In The Wake
24 November 2023 - 3 February 2024
12 Blandford Square, Newcastle upon Tyne
- Venue
- 12 Blandford Square
- Date
- 24 November 2023 – 3 February 2024
Newcastle upon Tyne,
United Kingdom
Workplace is pleased to announce a new solo exhibition by Rachel Lancaster. Continuing her longstanding interest in the intersections of cinema and painting, the artist’s new body of work explores a quiet tension between familiarity and mystery, capturing the uncanny backlit glow of pre-digital media.
Based on films from the 1980s and 90s, the new series of paintings further draws out the ‘noise’ and visual distortion of analogue footage. Rooted in the artist’s own formative experiences with VHS tapes and other physical media, the resulting works reflect the particular light and colour of a past time, evoking a culturally specific aesthetic sensibility through a painterly quality that is equally haunting, curious and dream-like.
Working with photographic stills from films, alongside her own archive of images, Lancaster uses oil paint to heighten the psychological intensity of the scenes and weave an ambiguous narrative through seemingly insignificant subjects: passing shots, commonplace interiors and close ups of inanimate objects. For instance, in A Thousand Faces (2023) a faintly rendered makeup, a hair brush and mirror sit atop a table, yet the ghostly lighting disturbs the ordinariness of the scene. Both Around The Room (2023) and Witness II (2023) are set within quiet domestic moments, but the pronounced point of view creates an unsettling tension.
Lancaster’s world is constructed through fleeting moments and fragments of memory, always existing on the edge of comprehension. Is that the shadow of a bird in flight? Is a detail of clothing or strand of hair from someone passing by? In Held (2023), the closeness to the subject straddles a line between comfort and claustrophobia, as a tight cropped view of a man’s chest shows ample detail of fabric and shirt buttons but crops out his face or other identifying features. Others have little action in the centre, instead placing emphasis on the furthest edge of the canvas, as if the point of view was a panning shot around a room. Textures of paper, silk and fabric define the ambiguous paintings, such as Air Between (2023) and Glimmer (2023), while elsewhere a dream-like aesthetic of gentle fades and hazy vision appears to be on the verge of sleep.
The paintings are made by applying successive thin glazes of translucent oil paint, allowing many layers of colour and texture to accrue over time.
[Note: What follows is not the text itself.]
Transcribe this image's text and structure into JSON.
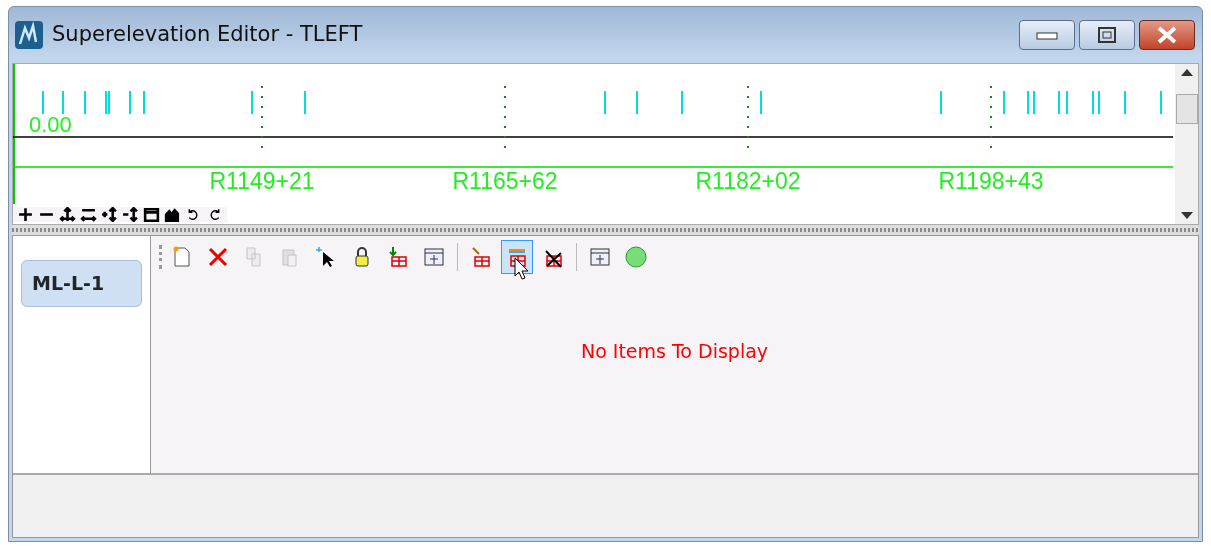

Slipping between definition and abstraction, her surfaces contain an array of optical effects. Often, anticipated details give way to looser, minimal rendering that is revealed as a painterly abstraction upon closer inspection. The artist carefully considers subtle decisions about cropping the source material, and through an open ended, intuitive process, evokes a narrative that is full of mystery and intrigue. A careful attention to multiple scales – life size, close up, zoom, at a distance – establish distinct modes of viewing, placing the viewer in different vantage points, either on the floor, at eye level, looking down upon the subject. The eerie scenes are as if they are within their own temporality, either stuck in the past or in a limbo state. Reflections, colours and action point beyond the canvas, suggestive of what else is happening outside the image, lurking out of sight.